Wednesday, September 19, 2012
We all know dieting in no piece of cake.
I myself am a lite eater – as soon as it’s light – I start eating.
But what I want to talk about tonight is about choices.
The choices you make today will determine the choices you have tomorrow.
When I joined TOPS (again) in November I had made a choice to once again begin a journey I had been on many times in the past.
I have struggled with my weight my whole life. I am no strange to the intimate dinner for two – alone.
I have gone on this journey enough times – I know how to get there. No GPS needed. But I always run out of steam before I arrive. I just want my weight issues fixed so I can live happily ever after.
But as we know quick fixes don’t last. We have to change our lives.

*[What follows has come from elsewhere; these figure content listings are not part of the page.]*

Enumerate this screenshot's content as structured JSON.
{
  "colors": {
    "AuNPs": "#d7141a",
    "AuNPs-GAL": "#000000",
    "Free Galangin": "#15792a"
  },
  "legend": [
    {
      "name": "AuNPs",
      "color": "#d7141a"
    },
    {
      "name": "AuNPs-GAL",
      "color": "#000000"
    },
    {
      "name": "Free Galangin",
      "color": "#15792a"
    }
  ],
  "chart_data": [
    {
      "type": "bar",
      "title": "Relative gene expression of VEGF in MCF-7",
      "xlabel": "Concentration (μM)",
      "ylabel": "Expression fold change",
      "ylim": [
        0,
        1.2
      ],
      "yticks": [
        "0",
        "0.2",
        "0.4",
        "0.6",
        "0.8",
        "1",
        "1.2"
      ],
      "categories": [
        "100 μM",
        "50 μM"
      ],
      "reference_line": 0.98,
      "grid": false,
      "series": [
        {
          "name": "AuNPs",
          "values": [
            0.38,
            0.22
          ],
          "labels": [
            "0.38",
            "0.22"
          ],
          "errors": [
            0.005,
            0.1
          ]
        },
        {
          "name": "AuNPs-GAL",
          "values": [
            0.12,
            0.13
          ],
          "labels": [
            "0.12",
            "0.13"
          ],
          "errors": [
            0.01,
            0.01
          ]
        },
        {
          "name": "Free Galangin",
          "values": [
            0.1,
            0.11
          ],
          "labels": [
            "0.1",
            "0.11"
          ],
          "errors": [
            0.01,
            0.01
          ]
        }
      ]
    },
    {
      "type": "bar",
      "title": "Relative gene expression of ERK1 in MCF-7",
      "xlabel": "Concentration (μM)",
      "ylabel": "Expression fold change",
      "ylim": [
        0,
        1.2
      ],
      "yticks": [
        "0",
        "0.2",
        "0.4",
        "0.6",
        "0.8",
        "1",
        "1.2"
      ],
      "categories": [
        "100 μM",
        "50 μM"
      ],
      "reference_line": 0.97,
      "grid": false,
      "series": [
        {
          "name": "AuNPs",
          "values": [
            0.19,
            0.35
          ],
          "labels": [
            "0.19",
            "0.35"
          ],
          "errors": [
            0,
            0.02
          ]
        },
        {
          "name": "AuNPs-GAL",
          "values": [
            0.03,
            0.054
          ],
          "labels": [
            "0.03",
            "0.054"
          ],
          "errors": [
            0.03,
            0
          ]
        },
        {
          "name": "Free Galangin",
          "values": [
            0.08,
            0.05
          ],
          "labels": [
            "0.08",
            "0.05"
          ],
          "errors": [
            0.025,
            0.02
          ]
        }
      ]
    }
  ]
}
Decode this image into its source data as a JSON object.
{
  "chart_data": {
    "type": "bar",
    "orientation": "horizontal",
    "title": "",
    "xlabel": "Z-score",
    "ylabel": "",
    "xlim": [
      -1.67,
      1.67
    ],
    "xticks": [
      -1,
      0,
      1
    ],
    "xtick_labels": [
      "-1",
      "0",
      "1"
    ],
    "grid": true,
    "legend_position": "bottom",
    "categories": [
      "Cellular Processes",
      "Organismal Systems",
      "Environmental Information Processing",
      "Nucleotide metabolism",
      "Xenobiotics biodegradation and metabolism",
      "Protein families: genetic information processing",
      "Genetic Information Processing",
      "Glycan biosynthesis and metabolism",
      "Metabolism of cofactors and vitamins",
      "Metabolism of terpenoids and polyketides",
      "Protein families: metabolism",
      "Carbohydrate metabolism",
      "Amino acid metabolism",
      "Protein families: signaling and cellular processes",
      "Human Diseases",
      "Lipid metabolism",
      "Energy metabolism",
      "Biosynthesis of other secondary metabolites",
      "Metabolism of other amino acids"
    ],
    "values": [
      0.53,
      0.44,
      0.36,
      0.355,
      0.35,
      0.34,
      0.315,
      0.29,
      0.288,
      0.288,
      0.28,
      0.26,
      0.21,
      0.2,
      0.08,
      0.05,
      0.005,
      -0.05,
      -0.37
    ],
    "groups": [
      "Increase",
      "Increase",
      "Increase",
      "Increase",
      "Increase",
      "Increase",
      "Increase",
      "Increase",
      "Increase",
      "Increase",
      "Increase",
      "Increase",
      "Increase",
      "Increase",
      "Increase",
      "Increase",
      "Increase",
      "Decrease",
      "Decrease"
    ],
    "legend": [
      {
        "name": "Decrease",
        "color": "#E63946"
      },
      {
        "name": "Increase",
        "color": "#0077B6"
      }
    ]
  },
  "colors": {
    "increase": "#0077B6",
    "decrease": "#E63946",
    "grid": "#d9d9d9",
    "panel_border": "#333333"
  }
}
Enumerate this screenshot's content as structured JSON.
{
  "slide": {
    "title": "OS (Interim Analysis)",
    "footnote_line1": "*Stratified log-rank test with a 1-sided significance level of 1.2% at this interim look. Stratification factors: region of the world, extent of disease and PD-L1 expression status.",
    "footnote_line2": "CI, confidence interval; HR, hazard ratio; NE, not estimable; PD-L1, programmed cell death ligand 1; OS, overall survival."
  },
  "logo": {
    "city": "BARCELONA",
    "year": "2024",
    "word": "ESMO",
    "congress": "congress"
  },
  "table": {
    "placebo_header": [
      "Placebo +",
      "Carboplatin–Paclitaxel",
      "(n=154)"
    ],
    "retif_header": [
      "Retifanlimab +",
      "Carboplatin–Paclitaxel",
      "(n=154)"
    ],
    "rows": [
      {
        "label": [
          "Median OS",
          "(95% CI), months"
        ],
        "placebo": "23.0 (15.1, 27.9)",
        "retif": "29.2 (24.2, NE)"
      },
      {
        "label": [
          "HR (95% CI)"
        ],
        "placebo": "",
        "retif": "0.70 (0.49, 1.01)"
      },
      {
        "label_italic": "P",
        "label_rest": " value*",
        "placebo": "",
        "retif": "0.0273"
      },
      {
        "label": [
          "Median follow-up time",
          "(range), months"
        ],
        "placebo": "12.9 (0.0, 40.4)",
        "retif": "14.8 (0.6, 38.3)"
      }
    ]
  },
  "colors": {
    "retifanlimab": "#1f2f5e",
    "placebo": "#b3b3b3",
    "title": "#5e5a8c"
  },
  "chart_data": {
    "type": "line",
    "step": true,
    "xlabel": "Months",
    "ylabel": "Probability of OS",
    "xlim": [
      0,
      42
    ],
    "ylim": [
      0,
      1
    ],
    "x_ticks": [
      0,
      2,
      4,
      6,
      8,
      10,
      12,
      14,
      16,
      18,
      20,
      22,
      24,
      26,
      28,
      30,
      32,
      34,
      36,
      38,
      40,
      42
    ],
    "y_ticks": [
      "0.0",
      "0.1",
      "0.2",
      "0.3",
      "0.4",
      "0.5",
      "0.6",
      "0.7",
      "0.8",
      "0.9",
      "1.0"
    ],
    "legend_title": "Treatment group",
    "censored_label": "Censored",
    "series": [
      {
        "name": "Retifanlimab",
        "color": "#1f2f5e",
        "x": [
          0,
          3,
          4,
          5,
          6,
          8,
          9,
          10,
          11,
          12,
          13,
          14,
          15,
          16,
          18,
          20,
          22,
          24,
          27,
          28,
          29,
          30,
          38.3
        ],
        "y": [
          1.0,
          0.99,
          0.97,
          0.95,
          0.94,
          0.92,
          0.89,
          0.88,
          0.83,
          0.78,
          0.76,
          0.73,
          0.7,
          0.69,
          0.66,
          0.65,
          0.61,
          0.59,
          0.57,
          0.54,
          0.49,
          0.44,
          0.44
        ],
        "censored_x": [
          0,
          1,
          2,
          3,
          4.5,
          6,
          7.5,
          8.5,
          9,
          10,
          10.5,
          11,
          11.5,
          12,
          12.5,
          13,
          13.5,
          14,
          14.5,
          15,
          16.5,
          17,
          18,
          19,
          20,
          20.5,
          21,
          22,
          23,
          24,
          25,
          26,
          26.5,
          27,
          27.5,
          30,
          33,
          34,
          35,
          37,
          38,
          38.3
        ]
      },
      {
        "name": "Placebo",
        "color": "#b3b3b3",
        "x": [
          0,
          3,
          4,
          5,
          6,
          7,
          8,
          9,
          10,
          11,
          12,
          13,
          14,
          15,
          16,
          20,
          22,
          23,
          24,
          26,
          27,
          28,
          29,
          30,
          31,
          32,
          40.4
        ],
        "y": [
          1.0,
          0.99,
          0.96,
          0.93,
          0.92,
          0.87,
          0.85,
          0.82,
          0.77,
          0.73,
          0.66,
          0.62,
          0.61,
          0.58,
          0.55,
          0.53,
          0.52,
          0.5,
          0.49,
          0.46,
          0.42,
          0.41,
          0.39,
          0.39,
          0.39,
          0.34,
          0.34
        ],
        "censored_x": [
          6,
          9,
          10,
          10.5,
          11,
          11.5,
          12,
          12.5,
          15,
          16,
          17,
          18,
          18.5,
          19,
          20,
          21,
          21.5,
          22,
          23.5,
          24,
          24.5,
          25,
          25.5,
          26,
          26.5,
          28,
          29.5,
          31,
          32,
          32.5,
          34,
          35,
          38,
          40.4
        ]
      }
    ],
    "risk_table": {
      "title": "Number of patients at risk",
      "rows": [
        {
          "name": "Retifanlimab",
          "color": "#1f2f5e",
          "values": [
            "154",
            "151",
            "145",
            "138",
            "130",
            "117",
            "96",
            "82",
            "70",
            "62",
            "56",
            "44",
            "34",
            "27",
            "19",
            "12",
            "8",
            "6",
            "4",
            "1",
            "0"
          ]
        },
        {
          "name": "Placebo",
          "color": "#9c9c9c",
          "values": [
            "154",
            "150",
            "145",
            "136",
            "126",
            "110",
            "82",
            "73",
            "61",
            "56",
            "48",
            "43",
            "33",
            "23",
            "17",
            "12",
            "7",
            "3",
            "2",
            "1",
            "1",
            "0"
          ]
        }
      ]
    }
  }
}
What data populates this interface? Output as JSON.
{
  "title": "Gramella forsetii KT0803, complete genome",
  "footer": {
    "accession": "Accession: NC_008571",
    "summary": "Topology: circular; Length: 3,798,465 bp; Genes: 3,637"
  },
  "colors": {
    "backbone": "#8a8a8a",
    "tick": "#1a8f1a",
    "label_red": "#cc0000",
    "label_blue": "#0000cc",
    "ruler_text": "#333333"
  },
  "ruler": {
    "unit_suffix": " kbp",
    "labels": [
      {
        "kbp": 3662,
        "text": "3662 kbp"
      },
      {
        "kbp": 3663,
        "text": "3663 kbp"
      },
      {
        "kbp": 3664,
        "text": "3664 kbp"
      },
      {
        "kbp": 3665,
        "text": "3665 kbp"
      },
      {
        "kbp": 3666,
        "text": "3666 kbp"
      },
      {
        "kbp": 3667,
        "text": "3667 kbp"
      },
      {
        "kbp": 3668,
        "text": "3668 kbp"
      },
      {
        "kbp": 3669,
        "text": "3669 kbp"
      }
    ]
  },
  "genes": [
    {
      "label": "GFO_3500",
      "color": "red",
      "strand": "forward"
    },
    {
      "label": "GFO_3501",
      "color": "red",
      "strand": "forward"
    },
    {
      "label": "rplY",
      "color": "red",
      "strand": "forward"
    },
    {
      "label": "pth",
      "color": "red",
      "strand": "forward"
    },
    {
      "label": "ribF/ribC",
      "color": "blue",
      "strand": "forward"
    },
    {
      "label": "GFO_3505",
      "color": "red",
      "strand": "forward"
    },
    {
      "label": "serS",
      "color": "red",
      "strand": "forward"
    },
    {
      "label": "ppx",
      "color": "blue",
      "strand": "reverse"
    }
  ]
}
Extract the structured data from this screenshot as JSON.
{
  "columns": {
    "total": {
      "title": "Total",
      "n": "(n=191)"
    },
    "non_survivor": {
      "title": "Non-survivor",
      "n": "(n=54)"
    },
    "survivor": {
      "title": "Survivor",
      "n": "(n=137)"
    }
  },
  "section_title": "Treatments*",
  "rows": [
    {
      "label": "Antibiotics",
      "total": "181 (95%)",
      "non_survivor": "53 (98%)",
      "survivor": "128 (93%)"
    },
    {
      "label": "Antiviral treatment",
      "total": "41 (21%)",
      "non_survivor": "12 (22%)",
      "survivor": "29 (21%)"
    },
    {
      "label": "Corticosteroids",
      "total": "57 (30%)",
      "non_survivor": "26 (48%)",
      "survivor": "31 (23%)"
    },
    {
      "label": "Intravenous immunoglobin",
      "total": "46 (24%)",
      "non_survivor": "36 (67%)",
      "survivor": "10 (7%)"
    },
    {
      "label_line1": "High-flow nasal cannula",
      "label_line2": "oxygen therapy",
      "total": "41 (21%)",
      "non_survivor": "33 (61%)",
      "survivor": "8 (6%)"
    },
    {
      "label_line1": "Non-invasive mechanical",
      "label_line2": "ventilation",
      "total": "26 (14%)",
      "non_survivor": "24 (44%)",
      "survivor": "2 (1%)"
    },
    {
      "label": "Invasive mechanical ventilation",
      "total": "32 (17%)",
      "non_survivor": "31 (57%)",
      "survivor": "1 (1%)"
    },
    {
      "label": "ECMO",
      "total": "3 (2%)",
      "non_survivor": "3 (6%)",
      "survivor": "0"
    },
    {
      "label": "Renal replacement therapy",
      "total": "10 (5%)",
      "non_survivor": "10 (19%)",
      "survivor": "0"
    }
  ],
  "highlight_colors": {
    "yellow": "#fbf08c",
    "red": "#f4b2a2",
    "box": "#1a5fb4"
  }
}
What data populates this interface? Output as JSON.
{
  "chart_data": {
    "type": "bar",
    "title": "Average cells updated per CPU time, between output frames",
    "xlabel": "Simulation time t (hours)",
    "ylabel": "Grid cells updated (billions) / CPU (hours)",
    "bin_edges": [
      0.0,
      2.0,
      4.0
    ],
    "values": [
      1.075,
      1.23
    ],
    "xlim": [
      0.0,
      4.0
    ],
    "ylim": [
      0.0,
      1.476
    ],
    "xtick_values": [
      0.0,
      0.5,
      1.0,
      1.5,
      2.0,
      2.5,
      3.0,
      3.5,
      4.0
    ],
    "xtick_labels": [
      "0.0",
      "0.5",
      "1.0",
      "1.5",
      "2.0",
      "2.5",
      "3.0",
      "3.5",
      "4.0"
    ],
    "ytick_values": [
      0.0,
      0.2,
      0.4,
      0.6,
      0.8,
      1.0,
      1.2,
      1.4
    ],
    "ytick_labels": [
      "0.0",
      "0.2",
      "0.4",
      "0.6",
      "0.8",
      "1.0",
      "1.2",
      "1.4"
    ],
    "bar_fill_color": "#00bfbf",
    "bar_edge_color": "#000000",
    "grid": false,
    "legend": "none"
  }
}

And that comes down to choices. The choices we make every day – every week – every minute.
There is no right or wrong choices. But there are proactive choices and there are reactive choices.
Some of our choices empower us; some of our choices enslave us.
Back in November I was thick and tired. My choices had enslaved me.
For some reason my body could not extrapolate adequate nutrients from KFC and McDonalds food, but it did great storing cholesterol and fat. I had to take B-12 shots, iron and cholesterol lowering pills.
After just a month or two of finding and making better choices I no longer needed all the pills. My doctor even said if his numbers were as good as mine he would drop his life insurance.
After hearing that you would think I would be all about making proactive choices. I am a work in progress as we all are.
How important is the choice to come to TOPS every week? For me the accountability of getting on the scale every Thursday makes me feel like little by little I will arrive. It motivates me to make better choices – most of the time.
I love that TOPS is a non-profit organization. I know it is not an organization that will bleed me dry financially; and not an expense that need justification – especially – when you need it most – when you get into a down ward spiral. I know even if I have made poor choices all week – I’ve become a slave to my sweet/fat tooth – if I make the choice to starve myself on Thursday and come weigh-in – good or bad – I have not given up on the journey.
Since I have lost a noticeable amount of weight since I started people are always asking me what I’m doing.
Like now I’m some kind of expert.
Like I know a magic formula
Well I do – Go to a paint store – you can get thinner there
But really I have known what to do for a long time:
Eat crap + be lazy = get fat
Eat healthy + exercise = lose weight and get fit.
Easy enough – I wish
Currently I don’t have it all together. Just yesterday (The day before TOPS) I started off great. I had my green monster smoothie for breakfast. I then went to work (on national milk shake day). The boss brought in doughnuts and chocolate cake. I am only human. A human who likes to eat.
We all fall of the wagon and the doughnuts are there to catch us. We know all we have to do is wipe the chocolate off our face – say that’s ok – no big thing – now I’m going to make better choices.
The secret is to recover quicker – call it damage control.
Besides coming to TOPS in November I started walking during my lunch breaks at work. People ask me how far did you go – how many laps? I tell them, but that’s not what’s important. What is important is that I do it. I’ve found a way to make it enjoyable. I listen to books I down load onto a portable tablet. It may not make me walk as fast as music would, but it helps me be consistent. I only allow myself to listen to the books if I’m walking. I don’t need anyone to walk with me because I can focus on the story.
What choices will you make tomorrow?
Will they be reactive and enslaving?
• Someone brought doughnuts – I must eat one?
• I need caffeine – so I drink soda or a coffee shake?
• I’m too tired to exercise?
Or will they be proactive and empowering?
• Eat healthy food your body needs.
• Drink you water
Remember it’s not the minuets at the dinner table that put on the weight – It’s the seconds.